又怕元懌是幕後黑手,皇帝又讓高肇任其副手,讓其互相平衡和監督。
也莫以為元淵升了左衛將軍,並令其日夜侍駕,皇帝就對元嘉信重萬分。
但凡腦子靈光些,心思剔透些的,都能猜到幾分:皇帝不敢全信元嘉,故而以元淵為質。
不然為何絕口不提先令元淵去衛尉上任?
雖然令其盡率虎賁,但李承志剛一醒,就令其暫負宮禁,並賜以令節。等於李承志雖是從五品,暫時卻是元淵的頂頭上司。
至於皇帝又是怎麼防範元雍和其負責京畿外圍的司州衛,李承志暫時想不到。
若只看表象,兵權依舊一分其五,相互為引援,又能相互制約平衡。所以不管哪個有問題,也只能亂上一時。
況且李承志堅信,皇帝應該做了更深層次的佈置……
心中猜疑,他微一抬手,元讞會意,即令前騎開道。
五百虎賁簇擁著天子令節,浩浩蕩蕩的駛往城東。
天牢就在內城東角,非宗室、權貴、或犯了造反之類的大罪,都無資格關在這裡。如今,卻關滿了和尚?
劉騰口中的一千八百餘嫌犯盡在此處。而其中的八成,則來自白馬寺。
說白了,劉騰將白馬寺來了個一鍋端。
白馬寺是為供奉中國第一部取自天竺(古印度)的佛經(四十二章經)而建,取“白馬馱經,自西而來”之意。是中國佛教名符其實的祖庭。
三國與十六國時期洛陽幾度易手,連東漢皇宮、曹魏皇宮都被燒了好幾遍,白馬寺至多是僧人逃散,佛像乃至建築卻未受多少波及,可見其影響力。
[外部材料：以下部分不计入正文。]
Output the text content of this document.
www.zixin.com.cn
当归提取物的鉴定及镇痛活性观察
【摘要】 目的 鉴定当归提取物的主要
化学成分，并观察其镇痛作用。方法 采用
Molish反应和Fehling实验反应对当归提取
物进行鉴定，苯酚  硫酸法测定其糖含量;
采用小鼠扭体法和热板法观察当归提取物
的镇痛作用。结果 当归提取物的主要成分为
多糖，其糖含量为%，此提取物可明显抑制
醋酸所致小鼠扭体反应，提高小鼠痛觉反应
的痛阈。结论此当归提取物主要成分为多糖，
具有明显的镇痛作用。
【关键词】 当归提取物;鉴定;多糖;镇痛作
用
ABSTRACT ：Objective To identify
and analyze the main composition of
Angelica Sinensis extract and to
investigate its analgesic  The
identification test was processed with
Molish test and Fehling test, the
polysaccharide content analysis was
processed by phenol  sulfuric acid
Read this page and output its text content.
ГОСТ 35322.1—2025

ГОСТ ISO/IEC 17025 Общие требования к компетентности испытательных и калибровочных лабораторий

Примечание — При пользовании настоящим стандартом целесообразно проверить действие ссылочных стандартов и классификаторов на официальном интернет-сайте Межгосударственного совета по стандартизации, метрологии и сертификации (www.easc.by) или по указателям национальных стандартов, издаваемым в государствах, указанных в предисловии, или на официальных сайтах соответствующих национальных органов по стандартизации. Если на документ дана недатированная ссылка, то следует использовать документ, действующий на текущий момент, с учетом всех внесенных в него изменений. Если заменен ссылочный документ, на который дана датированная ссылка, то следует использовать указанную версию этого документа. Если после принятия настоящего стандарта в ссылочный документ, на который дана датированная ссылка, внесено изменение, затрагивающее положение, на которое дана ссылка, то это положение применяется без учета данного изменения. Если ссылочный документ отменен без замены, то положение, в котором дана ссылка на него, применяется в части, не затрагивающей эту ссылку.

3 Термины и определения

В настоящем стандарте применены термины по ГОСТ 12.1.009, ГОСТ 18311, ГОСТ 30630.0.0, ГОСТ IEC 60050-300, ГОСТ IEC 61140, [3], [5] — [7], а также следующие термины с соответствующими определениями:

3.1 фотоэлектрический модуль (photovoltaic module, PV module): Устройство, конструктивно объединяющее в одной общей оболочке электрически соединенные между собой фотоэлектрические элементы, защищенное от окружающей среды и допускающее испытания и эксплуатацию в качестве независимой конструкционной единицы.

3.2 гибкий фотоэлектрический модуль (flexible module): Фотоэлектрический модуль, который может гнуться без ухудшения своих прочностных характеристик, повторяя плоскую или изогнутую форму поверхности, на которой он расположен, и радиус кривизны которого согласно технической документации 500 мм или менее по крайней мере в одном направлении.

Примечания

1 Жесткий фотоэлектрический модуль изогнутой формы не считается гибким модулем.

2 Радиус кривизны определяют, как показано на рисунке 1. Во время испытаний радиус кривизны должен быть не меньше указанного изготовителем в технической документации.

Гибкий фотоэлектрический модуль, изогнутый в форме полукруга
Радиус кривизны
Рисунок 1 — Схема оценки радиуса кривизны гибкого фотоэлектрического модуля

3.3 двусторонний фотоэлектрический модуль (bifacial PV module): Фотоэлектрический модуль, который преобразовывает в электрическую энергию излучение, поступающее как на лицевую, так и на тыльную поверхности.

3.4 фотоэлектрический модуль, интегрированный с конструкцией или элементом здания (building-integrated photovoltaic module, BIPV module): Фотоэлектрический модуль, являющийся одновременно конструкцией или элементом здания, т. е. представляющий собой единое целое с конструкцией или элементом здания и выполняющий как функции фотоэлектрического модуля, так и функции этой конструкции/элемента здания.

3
太武帝后,白馬寺一度興盛至極。不論南朝的、北魏的,慕名來拜的信眾多不勝數。而當時洛陽還是北魏與南朝的邊界。雖屬北魏,但時不時就有島匪、奸細流竄。其中就數白馬寺藏匿的最多,故而極不受元魏皇帝所喜。
孝文帝遷都後,寧願新建報德寺,也不願立白馬寺為皇家寺廟,便是此故。
元恪繼位,獨喜景樂寺,後又新建永明寺,皇家寺院已有其三,所以白馬寺的影響力更不如從前。頗有些姥姥不疼,舅舅不愛。
而祖庭終究是祖庭,且供有祖經,瘦死的駱駝比馬大,民間信眾卻極多,香火極盛。
但凡自天竺、西域來傳法的和尚雲遊至洛陽,必落腳白馬寺。故而高僧、名師極多。
也不只是胡充華請白馬寺的高僧講經,就連皇帝聽膩了景樂寺的經,也會時而請白馬寺的和尚入宮。
但偏偏,就這一次出了事?
要說沒鬼,李承志是打死都不信的……
因天牢毗鄰河南尹,故而一直由尹府兼管。李承志出府上值,下值歸家,都會從這裡經過。
兩月前,因打殘了印玄寺裝鬼嚇人的和尚,李睿還曾在尹府門外被判罰帶枷示眾。
當時主判官是李憲,上月才遷任使持節、都督兗州諸軍事、左將軍、兗州刺史等職。如今的河南尹是楊鈞。
也算是多年的媳婦熬成了婆,這幾年間,楊鈞不但與高肇勢如水火,更與李憲這個頂頭上司整日介鼻子不是鼻子,眼睛不是眼睛。可即便如此,最終還是升了官,殊為不易。